Welcome to the PracticeSuite weekly medical billing digest – the best round up of industry news from the past week.
Subcontractor Exposes Patient Information From Fairfax County Community Health Care
A subcontracted vendor to the Fairfax County Community Health Care Network left patient information on an unsecured computer earlier this fall. The information, which included names, addresses, medication information, payment information and Social Security numbers, was accessed four times by three entities over a one-month period. Nearly 1,500 patients had their personal health information compromised, and Fairfax County is offering free credit monitoring services to those affected.
ICD-10: Minimizing the Financial Hit
The MemorialCare Health System in Long Beach, Calif., will spend $8 million on the physician-related portion of its ICD-10 transition. In this article, CFO Karen Testman is blunt about the financial hit the organization is taking, including spending $24 million on the hospital side of the transition. But she says that by February, everything will be coded in ICD-10 (with workers mapping back to ICD-9 to get bills out) and she believes the early adoption will help mitigate the dip in staff productivity many providers expect in October.
WEDI Launches ICD-10 Public-Private Partnership
The Workgroup for Electronic Data Interchange announced the ICD-10 Implementation Success Initiative last week. WEDI will partner with CMS and numerous healthcare organizations to support providers, payers, clearinghouses and vendors as they implement ICD-10. The initiative includes a series of webinars and articles, plus a searchable database of ICD-10 issues.
E-Prescribing Adoption Grew Significantly Between 2007 and 2010
A study published in the American Journal of Pharmacy Benefits found the percentage of physicians who owned e-prescribing tools increased from 29.9% in 2007 to 56.4% in 2010. The top specialties for owning the tools in 2010 were general and family medicine (68.4%), urology (65.5%) and cardiology (64.9%). The study also found the percentage of physicians who sent prescriptions electronically rose from 62.2% in 2007 to 85.1% in 2010.

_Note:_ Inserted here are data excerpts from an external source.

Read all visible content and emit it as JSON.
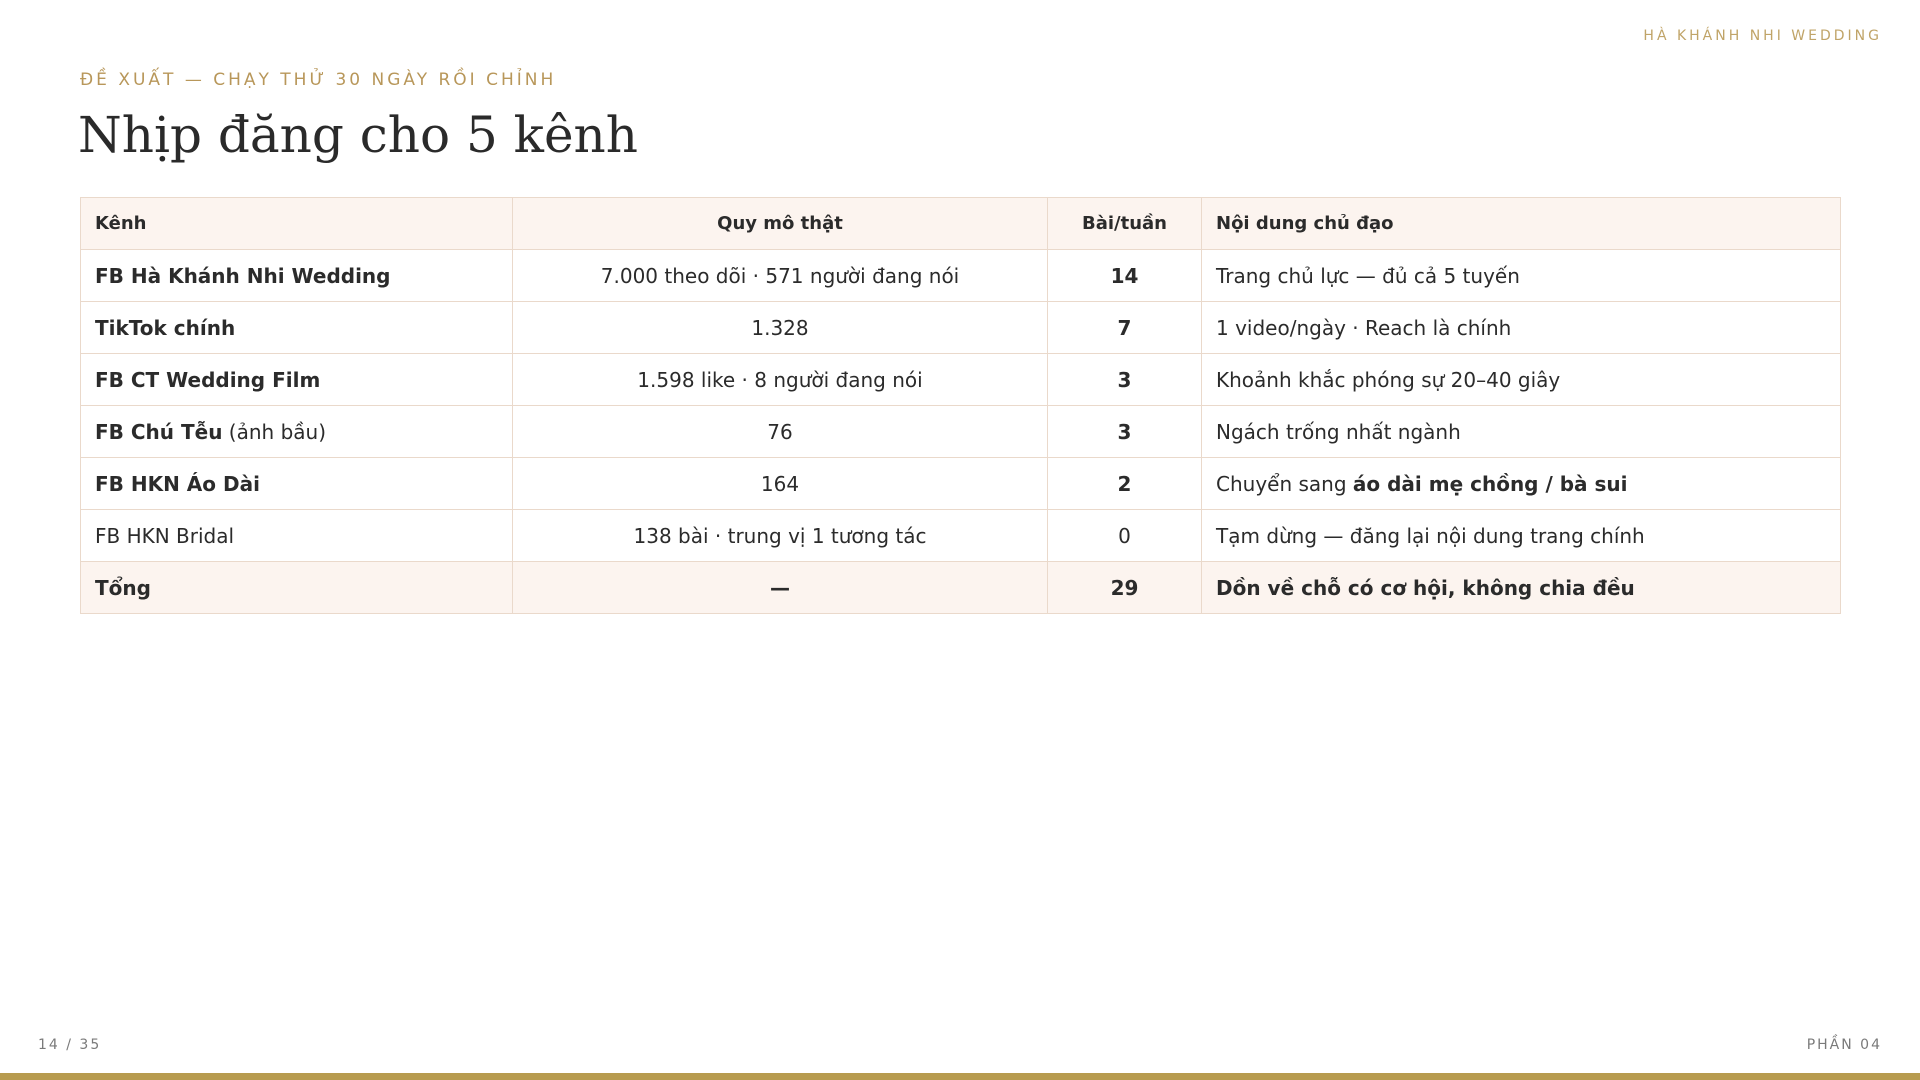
{
  "brand": "HÀ KHÁNH NHI WEDDING",
  "kicker": "ĐỀ XUẤT — CHẠY THỬ 30 NGÀY RỒI CHỈNH",
  "title": "Nhịp đăng cho 5 kênh",
  "table": {
    "headers": {
      "channel": "Kênh",
      "scale": "Quy mô thật",
      "posts": "Bài/tuần",
      "content": "Nội dung chủ đạo"
    },
    "rows": [
      {
        "channel": "FB Hà Khánh Nhi Wedding",
        "channel_note": "",
        "scale": "7.000 theo dõi · 571 người đang nói",
        "posts": "14",
        "content": "Trang chủ lực — đủ cả 5 tuyến",
        "content_bold": ""
      },
      {
        "channel": "TikTok chính",
        "channel_note": "",
        "scale": "1.328",
        "posts": "7",
        "content": "1 video/ngày · Reach là chính",
        "content_bold": ""
      },
      {
        "channel": "FB CT Wedding Film",
        "channel_note": "",
        "scale": "1.598 like · 8 người đang nói",
        "posts": "3",
        "content": "Khoảnh khắc phóng sự 20–40 giây",
        "content_bold": ""
      },
      {
        "channel": "FB Chú Tễu",
        "channel_note": "(ảnh bầu)",
        "scale": "76",
        "posts": "3",
        "content": "Ngách trống nhất ngành",
        "content_bold": ""
      },
      {
        "channel": "FB HKN Áo Dài",
        "channel_note": "",
        "scale": "164",
        "posts": "2",
        "content": "Chuyển sang ",
        "content_bold": "áo dài mẹ chồng / bà sui"
      },
      {
        "channel": "FB HKN Bridal",
        "channel_note": "",
        "scale": "138 bài · trung vị 1 tương tác",
        "posts": "0",
        "content": "Tạm dừng — đăng lại nội dung trang chính",
        "content_bold": ""
      }
    ],
    "total": {
      "channel": "Tổng",
      "scale": "—",
      "posts": "29",
      "content": "Dồn về chỗ có cơ hội, không chia đều"
    }
  },
  "footer": {
    "page": "14 / 35",
    "section": "PHẦN 04"
  },
  "colors": {
    "accent_gold": "#b79b4f",
    "header_bg": "#fcf4ef",
    "border": "#ead9cb"
  }
}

Pay-for-Performance Incentive Program for Small Practices with EHRs Results in Improvement in Cardiovascular Outcomes
This article outlines a randomized trial conducted by University of California, San Francisco researchers to assess the effect of P4P quality incentives in EHR-enabled small practices. Most prior evaluations have focused on large practices. The study found EHR-enabled small practices in the study improved cardiovascular care processes and intermediate outcomes, providing evidence that those with the right tools may be able to improve quality performance in response to an incentive.